Discovery & Validation
Research with users and analysis of platform data pointed in the same direction:
User interviews revealed frustration with scrolling through too many irrelevant collections
Data analysis showed high concentration of searches in a few segments per city — music, theater, nightlife — but the interface treated everything equally
Competitive benchmarking confirmed that strong local curation was the key retention driver in event discovery platforms
The insight: users didn't want more events. They wanted the city's best events for them, now.
Solution
We built a new urban discovery experience powered by two underlying systems:
Matrix API combining recommendation, personalization, and search into dynamic city pages
Global Score algorithm ordering sections by engagement and purchase trends in real time
The resulting experience gave each city its own curated identity:
Dynamic sections adapting by theme, subtheme, date, price, and audience availability
SEO-optimized titles and descriptions increasing organic discoverability
Multi-platform rollout across web, responsive, iOS, and Android
The interface stopped showing everything and started showing what mattered.
Testing & Iteration
Usability tests with 10 users validated discoverability of local events — all users completed tasks successfully.
Key validation finding: +23% increase in purchases for events in the next 7 days, with greater accuracy in suggested events confirmed via CES survey.

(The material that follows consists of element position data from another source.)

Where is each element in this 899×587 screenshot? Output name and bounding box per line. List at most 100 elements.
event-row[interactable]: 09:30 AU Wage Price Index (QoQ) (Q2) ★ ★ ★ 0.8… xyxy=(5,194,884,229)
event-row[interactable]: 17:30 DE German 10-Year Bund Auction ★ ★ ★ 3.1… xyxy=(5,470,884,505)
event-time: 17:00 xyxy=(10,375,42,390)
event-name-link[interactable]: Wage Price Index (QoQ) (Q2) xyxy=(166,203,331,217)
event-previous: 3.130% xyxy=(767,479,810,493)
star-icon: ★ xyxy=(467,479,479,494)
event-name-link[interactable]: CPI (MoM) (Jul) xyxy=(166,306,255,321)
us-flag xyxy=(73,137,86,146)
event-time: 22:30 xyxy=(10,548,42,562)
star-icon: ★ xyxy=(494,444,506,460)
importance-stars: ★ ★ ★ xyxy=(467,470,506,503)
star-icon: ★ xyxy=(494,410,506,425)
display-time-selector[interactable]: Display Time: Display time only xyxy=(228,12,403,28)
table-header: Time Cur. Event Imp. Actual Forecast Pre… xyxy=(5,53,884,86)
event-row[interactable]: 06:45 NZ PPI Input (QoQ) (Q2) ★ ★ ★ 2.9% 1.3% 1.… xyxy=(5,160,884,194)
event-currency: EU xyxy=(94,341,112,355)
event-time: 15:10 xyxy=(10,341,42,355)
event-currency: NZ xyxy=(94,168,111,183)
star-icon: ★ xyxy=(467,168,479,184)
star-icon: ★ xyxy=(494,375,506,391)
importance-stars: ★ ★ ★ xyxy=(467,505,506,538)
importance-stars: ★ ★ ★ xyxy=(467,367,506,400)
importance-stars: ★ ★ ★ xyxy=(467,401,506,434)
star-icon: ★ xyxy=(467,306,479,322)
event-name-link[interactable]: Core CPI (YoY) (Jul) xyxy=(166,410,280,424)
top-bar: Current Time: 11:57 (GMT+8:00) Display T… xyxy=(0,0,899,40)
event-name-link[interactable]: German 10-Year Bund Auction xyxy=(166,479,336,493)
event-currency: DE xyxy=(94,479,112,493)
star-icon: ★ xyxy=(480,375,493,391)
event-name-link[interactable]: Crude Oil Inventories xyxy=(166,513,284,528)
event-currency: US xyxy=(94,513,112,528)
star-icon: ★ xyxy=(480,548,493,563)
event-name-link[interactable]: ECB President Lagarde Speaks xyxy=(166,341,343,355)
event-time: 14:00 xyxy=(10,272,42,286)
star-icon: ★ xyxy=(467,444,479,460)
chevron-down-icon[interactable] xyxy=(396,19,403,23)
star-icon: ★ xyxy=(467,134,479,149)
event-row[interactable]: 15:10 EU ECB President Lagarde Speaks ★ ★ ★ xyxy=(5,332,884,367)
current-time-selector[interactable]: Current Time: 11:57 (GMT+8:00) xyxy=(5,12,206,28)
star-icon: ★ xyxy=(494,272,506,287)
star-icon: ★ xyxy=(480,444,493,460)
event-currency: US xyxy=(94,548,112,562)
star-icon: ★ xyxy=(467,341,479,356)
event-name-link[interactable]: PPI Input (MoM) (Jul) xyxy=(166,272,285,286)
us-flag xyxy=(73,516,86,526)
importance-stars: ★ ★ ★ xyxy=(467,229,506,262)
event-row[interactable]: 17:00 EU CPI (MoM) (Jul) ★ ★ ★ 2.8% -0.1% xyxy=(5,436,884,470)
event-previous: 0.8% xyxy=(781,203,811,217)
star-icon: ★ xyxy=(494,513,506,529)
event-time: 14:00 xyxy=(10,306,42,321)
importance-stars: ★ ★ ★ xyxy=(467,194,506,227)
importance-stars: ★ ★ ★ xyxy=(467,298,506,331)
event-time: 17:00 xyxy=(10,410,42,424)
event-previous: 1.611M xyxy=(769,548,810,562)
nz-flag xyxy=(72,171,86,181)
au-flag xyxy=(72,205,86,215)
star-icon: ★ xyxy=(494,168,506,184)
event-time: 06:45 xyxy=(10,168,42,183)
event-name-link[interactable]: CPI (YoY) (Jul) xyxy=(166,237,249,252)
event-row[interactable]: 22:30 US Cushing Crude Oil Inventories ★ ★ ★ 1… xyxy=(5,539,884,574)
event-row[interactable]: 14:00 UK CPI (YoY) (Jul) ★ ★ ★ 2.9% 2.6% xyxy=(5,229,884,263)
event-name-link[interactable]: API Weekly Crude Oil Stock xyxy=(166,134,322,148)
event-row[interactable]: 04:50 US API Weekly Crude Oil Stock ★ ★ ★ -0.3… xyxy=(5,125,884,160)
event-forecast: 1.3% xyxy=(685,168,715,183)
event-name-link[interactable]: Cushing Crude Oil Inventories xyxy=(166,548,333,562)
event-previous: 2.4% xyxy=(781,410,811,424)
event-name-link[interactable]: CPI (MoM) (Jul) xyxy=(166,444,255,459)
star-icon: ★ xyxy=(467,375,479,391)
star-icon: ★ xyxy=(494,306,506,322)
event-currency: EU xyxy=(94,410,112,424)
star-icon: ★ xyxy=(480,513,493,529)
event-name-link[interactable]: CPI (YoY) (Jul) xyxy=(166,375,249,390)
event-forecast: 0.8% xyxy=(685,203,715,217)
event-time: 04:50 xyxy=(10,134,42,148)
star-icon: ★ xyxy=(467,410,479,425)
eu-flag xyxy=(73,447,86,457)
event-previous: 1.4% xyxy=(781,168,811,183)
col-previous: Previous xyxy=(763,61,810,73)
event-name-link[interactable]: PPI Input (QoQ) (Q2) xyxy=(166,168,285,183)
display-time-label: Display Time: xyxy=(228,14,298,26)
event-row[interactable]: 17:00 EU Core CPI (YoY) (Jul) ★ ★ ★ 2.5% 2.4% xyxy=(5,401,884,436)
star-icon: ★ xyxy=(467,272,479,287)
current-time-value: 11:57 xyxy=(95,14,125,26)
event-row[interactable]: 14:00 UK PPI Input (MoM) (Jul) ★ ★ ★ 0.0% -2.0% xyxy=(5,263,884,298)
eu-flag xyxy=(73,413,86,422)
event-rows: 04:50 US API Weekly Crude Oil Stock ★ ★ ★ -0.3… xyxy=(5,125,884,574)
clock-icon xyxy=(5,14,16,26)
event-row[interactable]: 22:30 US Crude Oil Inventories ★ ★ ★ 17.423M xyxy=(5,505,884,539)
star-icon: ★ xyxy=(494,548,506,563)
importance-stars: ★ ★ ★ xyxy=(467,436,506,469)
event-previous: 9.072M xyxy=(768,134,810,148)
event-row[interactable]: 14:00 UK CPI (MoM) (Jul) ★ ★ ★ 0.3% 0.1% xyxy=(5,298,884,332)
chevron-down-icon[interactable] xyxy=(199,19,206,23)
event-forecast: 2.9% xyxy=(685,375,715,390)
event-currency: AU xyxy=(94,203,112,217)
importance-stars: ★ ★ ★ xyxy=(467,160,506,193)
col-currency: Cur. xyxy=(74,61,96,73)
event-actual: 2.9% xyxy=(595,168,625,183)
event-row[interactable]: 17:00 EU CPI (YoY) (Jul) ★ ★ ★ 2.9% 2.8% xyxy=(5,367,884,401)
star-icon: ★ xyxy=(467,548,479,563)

Post-launch monitoring tracked CSAT and support tickets for 14 days. No regression in existing flows.

Impact
Outcome | Result |
|---|---|
Short-term purchase intent | +23% (events in next 7 days) |
SEO & organic traffic | Strengthened via dynamic city structures |
Monetization | New opportunities created by surfacing top events |
Brand positioning | Sympla established as the reference for "what's happening" in each city |
My Role
I led the end-to-end experience design — from framing the research questions and synthesizing insights, to defining the navigation logic, prototyping, running usability tests, and delivering final multi-platform designs. I worked closely with data, product, and engineering to ensure the Matrix and Global Score systems translated into an experience that felt intuitive, not algorithmic.
What this taught me
Personalization is only as good as the model behind it — but the interface is what users trust. Making algorithmic recommendations feel like human curation required as much design thinking as it did data architecture. The best outcome was that users stopped seeing a list and started seeing their city.